Signs Point To Slow-Down In U.S. Economic Growth
U.S. economic growth may have reached a peak, as The Conference Board predicts it could slow to two percent by the end of 2019. The Conference Board reports that its Leading Economic Index (LEI) for the U.S. declined 0.1 percent in December to 111.7. December’s result follows a 0.2 percent increase in November and a 0.3 percent decline in October.
December’s result was impacted by the U.S. federal government shutdown, The Conference Board notes. Due to the shutdown, data for manufacturers’ new orders for consumer goods and materials for November and December and building permits were not published for December. The Conference Board forecast these series in order to publish a preliminary Leading Economic Index.
“The US LEI declined slightly in December and the recent moderation in the LEI suggests that the U.S. economic growth rate may slow down this year,” says Ataman Ozyildirim, director of economic research at The Conference Board. “While the effects of the government shutdown are not yet reflected here, the LEI suggests that the economy could decelerate towards two percent growth by the end of 2019.”
The Conference Board’s Coincident Economic Index (CEI), a measure of current economic activity, increased in December, rising 0.2 percent to 105.1, following a 0.2 percent increase in November and a 0.2 percent increase in October. Its Lagging Economic Index, an indicator representing changes that come only after the economy has begun to follow a particular trend, ticked up 0.5 percent in December to 106.7, after an increase of 0.5 percent in November and a 0.6 percent increase in October.
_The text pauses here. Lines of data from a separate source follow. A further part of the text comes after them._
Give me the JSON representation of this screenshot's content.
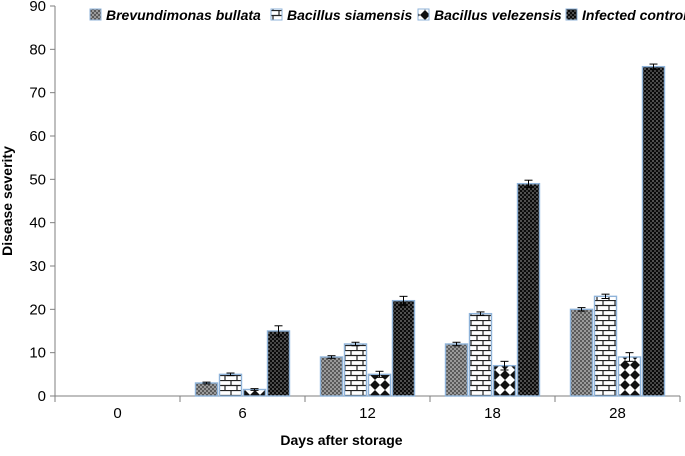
{
  "chart_data": {
    "type": "bar",
    "title": "",
    "xlabel": "Days after storage",
    "ylabel": "Disease severity",
    "ylim": [
      0,
      90
    ],
    "yticks": [
      0,
      10,
      20,
      30,
      40,
      50,
      60,
      70,
      80,
      90
    ],
    "categories": [
      "0",
      "6",
      "12",
      "18",
      "28"
    ],
    "legend_position": "top",
    "grid": false,
    "series": [
      {
        "name": "Brevundimonas bullata",
        "pattern": "crosshatch-gray",
        "values": [
          0,
          3,
          9,
          12,
          20
        ],
        "errors": [
          0,
          0.2,
          0.3,
          0.4,
          0.4
        ]
      },
      {
        "name": "Bacillus siamensis",
        "pattern": "brick",
        "values": [
          0,
          5,
          12,
          19,
          23
        ],
        "errors": [
          0,
          0.3,
          0.4,
          0.4,
          0.5
        ]
      },
      {
        "name": "Bacillus velezensis",
        "pattern": "large-checker",
        "values": [
          0,
          1.5,
          5,
          7,
          9
        ],
        "errors": [
          0,
          0.2,
          0.7,
          1.0,
          1.0
        ]
      },
      {
        "name": "Infected control",
        "pattern": "dark-dots",
        "values": [
          0,
          15,
          22,
          49,
          76
        ],
        "errors": [
          0,
          1.2,
          1.0,
          0.8,
          0.6
        ]
      }
    ],
    "colors": {
      "bar_outline": "#8fb3d9",
      "axis": "#7f7f7f"
    }
  }
}
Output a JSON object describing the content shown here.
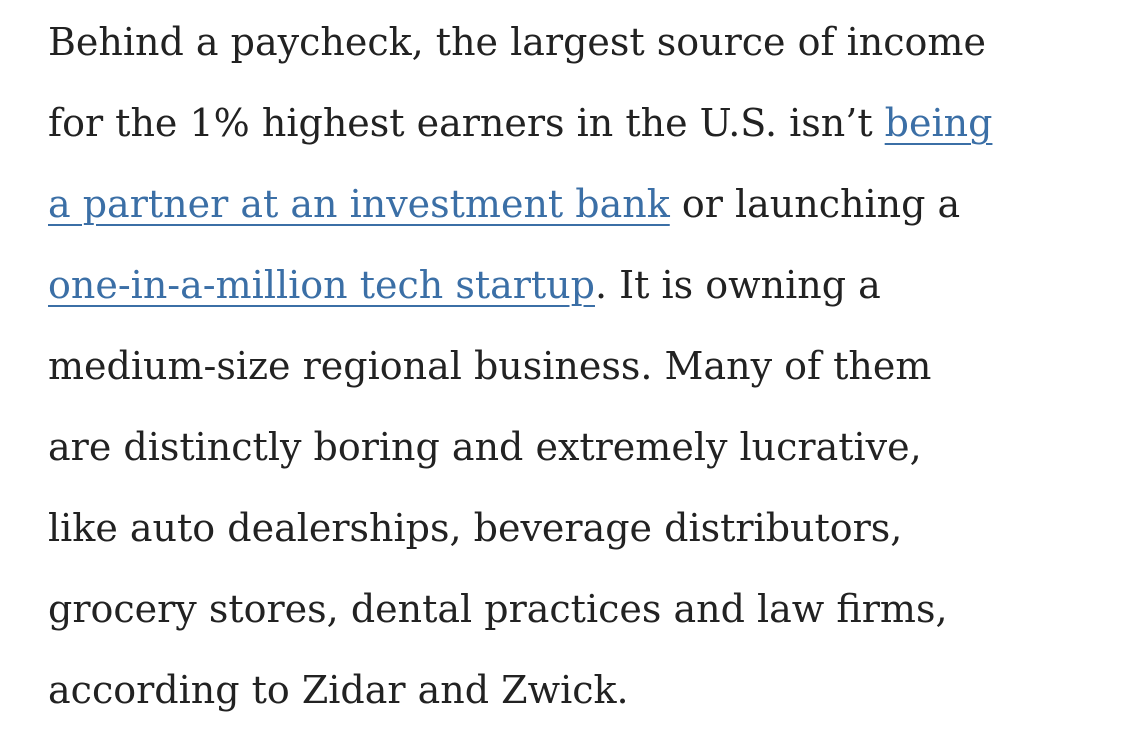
{
  "paragraph": {
    "lines": [
      [
        {
          "text": "Behind a paycheck, the largest source of income"
        }
      ],
      [
        {
          "text": "for the 1% highest earners in the U.S. isn’t "
        },
        {
          "text": "being",
          "link": true
        }
      ],
      [
        {
          "text": "a partner at an investment bank",
          "link": true
        },
        {
          "text": " or launching a"
        }
      ],
      [
        {
          "text": "one-in-a-million tech startup",
          "link": true
        },
        {
          "text": ". It is owning a"
        }
      ],
      [
        {
          "text": "medium-size regional business. Many of them"
        }
      ],
      [
        {
          "text": "are distinctly boring and extremely lucrative,"
        }
      ],
      [
        {
          "text": "like auto dealerships, beverage distributors,"
        }
      ],
      [
        {
          "text": "grocery stores, dental practices and law firms,"
        }
      ],
      [
        {
          "text": "according to Zidar and Zwick."
        }
      ]
    ]
  }
}
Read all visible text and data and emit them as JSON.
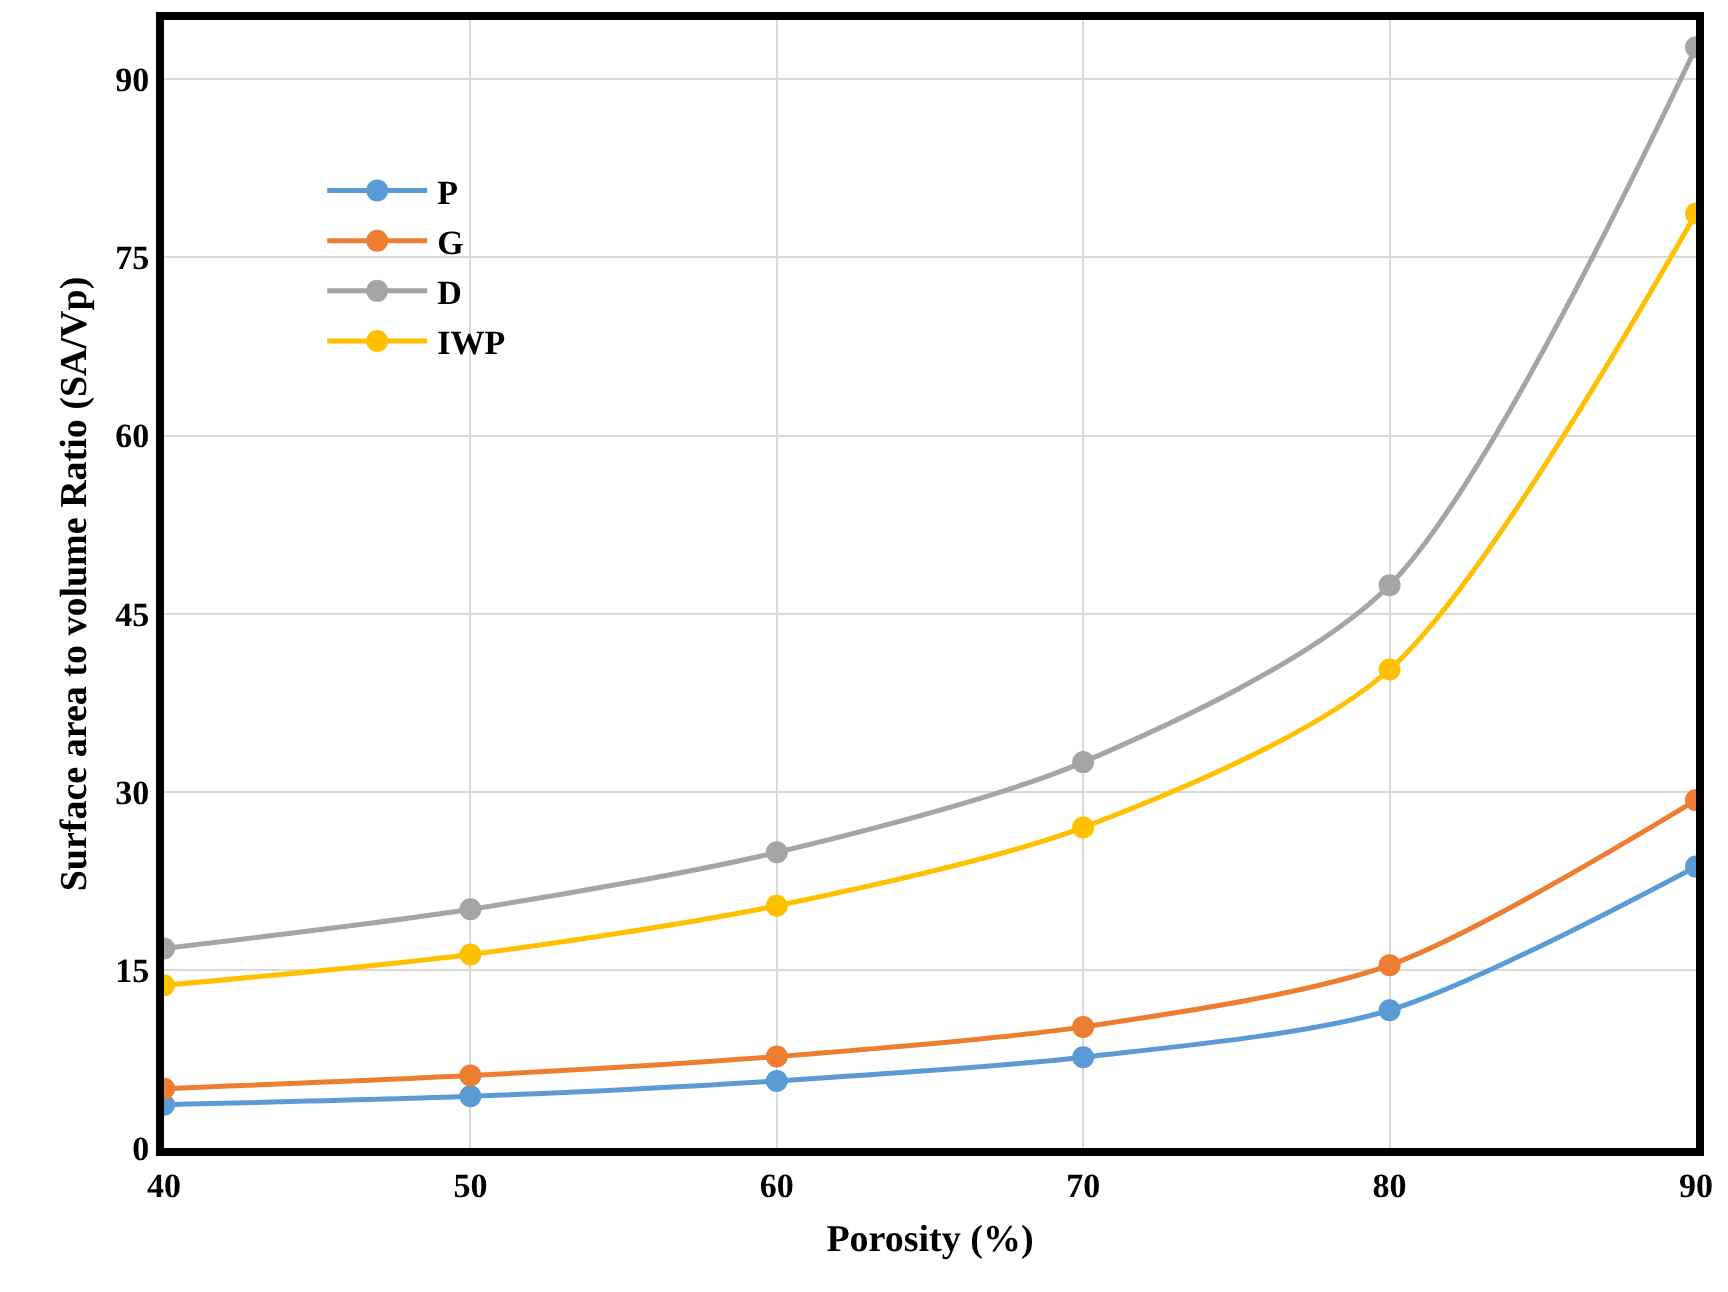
{
  "chart_data": {
    "type": "line",
    "xlabel": "Porosity (%)",
    "ylabel": "Surface area to volume Ratio (SA/Vp)",
    "x": [
      40,
      50,
      60,
      70,
      80,
      90
    ],
    "series": [
      {
        "name": "P",
        "color": "#5b9bd5",
        "values": [
          3.65,
          4.35,
          5.65,
          7.65,
          11.6,
          23.7
        ]
      },
      {
        "name": "G",
        "color": "#ed7d31",
        "values": [
          5.0,
          6.1,
          7.7,
          10.2,
          15.4,
          29.3
        ]
      },
      {
        "name": "D",
        "color": "#a5a5a5",
        "values": [
          16.8,
          20.1,
          24.9,
          32.5,
          47.4,
          92.7
        ]
      },
      {
        "name": "IWP",
        "color": "#ffc000",
        "values": [
          13.7,
          16.3,
          20.4,
          27.0,
          40.3,
          78.7
        ]
      }
    ],
    "xlim": [
      40,
      90
    ],
    "xticks": [
      40,
      50,
      60,
      70,
      80,
      90
    ],
    "ylim": [
      0,
      95
    ],
    "yticks": [
      0,
      15,
      30,
      45,
      60,
      75,
      90
    ],
    "grid": true,
    "legend": "top left",
    "marker": "circle",
    "line_style": "solid"
  }
}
The Conference Board’s indexes are composites of leading, coincident and lagging economic indicators designed to highlight peaks and troughs in the business cycle that could be obscured by volatility within individual components. The LEI is comprised of 10 indicators. These include average weekly hours, manufacturing; average weekly initial claims for unemployment insurance; manufacturers’ new orders, consumer goods and materials; the Institute of Supply Management Index of New Orders; manufacturers' new orders, nondefense capital goods excluding aircraft orders; building permits, new private housing units; stock prices, 500 common stocks; the Leading Credit Index; the interest rate spread, 10-year Treasury bonds less federal funds; and average consumer expectations for business conditions.